Avoiding the Common Mistakes in Enterprise Architecture Journey
Avoiding the Common Mistakes in Enterprise Architecture Journey
Enterprises today operating in the digital era where constant change and improvement is required to stay competitive. Through iterative improvements these enterprises will be able capitalize new opportunities, stay ahead of the competition, exceed customer expectations, and keep digitalisation efforts going strong.
This leads to the need of these enterprises to have good enterprise architects as part of their team.
Enterprise architects provide the competence needed to navigate this change, understanding the benefits, costs, and impacts of transformation to enable organisations to make informed decisions and drive forward strategic change through Digital Enterprise Architecture (EA).
However, without the right EA management steering the architecture ship, the EA journey might stray away from the course.
Gartner estimates that 42% of EA initiatives have disbanded and rebranded in the last five years. These figures are indicative of a clear gap in EA Journey execution. Here are a few reasons why EA teams are having a hard time delivering the right way.
Not Having a Clear, Business-Driven Goal
One of the reasons is that the EA teams do not have clear business goals with a clear business stakeholder. Building and maintaining artifacts like process documentation and building business capability models have mistakenly become the main priority. This has become the focus, rather than simply the tools to deliver business-driven outcomes.
If architects don’t know why they are performing these activities, then they don’t understand the business and how they can improve it.

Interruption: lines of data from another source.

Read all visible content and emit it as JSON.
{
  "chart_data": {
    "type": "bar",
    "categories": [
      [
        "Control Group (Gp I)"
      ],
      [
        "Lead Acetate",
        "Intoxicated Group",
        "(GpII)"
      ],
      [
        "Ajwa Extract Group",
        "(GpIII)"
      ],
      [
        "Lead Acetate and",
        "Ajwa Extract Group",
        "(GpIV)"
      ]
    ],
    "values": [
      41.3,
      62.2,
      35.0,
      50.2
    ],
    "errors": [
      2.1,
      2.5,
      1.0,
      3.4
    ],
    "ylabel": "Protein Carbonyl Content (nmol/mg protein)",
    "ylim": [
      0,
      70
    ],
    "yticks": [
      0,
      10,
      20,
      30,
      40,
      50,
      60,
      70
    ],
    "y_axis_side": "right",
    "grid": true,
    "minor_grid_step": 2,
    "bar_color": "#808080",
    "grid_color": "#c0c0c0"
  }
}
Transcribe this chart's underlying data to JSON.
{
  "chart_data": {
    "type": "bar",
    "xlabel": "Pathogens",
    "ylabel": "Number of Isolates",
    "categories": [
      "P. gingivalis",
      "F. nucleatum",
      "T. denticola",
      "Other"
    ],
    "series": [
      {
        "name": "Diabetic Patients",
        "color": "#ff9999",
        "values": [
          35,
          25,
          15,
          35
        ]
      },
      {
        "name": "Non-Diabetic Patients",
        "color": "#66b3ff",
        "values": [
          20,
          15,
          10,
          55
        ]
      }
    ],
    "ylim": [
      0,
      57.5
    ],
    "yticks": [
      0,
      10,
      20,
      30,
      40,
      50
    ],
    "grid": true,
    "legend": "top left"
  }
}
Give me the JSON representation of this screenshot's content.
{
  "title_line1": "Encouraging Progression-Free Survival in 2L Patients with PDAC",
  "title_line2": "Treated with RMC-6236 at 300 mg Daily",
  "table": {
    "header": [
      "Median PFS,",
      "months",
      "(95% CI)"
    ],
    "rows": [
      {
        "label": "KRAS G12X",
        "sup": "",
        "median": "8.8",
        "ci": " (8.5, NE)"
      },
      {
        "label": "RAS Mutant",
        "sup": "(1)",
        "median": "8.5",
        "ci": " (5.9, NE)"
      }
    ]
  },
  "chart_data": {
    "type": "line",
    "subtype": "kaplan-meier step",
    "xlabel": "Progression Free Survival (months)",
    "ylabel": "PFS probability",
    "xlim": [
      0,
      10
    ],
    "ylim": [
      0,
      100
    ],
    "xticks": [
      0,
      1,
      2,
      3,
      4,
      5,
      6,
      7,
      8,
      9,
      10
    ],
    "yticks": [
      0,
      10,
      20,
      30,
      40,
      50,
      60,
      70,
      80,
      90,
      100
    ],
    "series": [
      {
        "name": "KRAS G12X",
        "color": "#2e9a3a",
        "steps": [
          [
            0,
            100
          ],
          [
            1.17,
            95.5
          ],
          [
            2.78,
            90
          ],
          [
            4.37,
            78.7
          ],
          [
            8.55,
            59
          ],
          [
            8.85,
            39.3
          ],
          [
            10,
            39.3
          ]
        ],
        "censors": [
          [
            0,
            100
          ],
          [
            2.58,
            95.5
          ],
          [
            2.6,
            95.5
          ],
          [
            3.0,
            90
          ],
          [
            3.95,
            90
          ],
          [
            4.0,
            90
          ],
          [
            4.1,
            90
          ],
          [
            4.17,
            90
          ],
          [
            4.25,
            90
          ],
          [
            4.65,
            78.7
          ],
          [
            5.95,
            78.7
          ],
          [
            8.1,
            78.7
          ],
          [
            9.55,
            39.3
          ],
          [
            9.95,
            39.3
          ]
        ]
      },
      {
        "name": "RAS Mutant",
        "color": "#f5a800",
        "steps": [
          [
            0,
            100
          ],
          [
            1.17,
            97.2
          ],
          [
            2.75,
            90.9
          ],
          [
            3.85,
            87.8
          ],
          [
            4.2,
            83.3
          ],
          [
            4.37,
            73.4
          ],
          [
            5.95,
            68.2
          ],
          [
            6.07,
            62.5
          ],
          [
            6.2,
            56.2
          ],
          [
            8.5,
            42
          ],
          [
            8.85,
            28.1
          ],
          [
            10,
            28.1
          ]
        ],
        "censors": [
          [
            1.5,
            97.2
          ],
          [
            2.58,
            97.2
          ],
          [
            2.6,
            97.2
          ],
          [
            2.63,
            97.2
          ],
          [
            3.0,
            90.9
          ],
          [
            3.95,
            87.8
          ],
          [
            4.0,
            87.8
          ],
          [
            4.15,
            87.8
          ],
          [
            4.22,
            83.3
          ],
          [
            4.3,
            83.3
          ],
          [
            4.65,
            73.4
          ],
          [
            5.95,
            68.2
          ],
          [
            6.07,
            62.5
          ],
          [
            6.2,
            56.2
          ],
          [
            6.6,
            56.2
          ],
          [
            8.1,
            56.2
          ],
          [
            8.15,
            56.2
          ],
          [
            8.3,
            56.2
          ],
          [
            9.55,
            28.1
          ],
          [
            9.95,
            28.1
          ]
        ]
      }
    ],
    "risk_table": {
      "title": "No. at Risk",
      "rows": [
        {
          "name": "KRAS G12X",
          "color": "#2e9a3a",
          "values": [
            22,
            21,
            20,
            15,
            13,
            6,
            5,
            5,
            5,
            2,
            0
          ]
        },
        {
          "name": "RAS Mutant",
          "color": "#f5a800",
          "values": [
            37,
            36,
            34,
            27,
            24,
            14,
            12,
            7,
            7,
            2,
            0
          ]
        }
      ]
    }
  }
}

Architects must establish objectives and key results to guide their efforts. This includes defining measurable benefits. A goal may be to reduce evaluation time in the strategy to document the process, reduce downtime, or provide a target reference architecture that can allow teams to know where they can make informed decisions and therefore improve the overall EA project. Regardless, the key is to always have a business-driven outcome as the reason for performing the EA activities. Even simple task such as documenting how business operates through IT should be driven by the business-driven outcome.
Failing to Engage and Communicate Across the Organisation
Another common mistake enterprise architects make is failing to communicate and collaborate effectively across the organisation. All architects want to be part of the strategic change process of their organisation, but sometimes they can become disconnected from other units. Some EA teams can act like an ivory tower of decision-makers. Likewise, stakeholders on both the business and IT sides can perceive EA teams as a bottleneck, and exclude them from their own transformation planning.
EA has the power to facilitate organisation-wide change, but EA teams need to be an active part of the business units and explain the target approach and the benefits it provides to both the business architecture and application architecture if they want to make proposed transformation strategy a reality. As continuous change happens, stakeholders are often driven by a primary motivator such as time-to-market, benefit realisation, or IT cost reduction. It can be difficult for all especially business unit owners to see beyond their next budget allocation cycle, which is where architects can step in. By showing the outcome between strategic and tactical approaches and long-term and short-term decision making, architects can help the wider organisation build a plan that achieves immediate goals while still working towards main projects.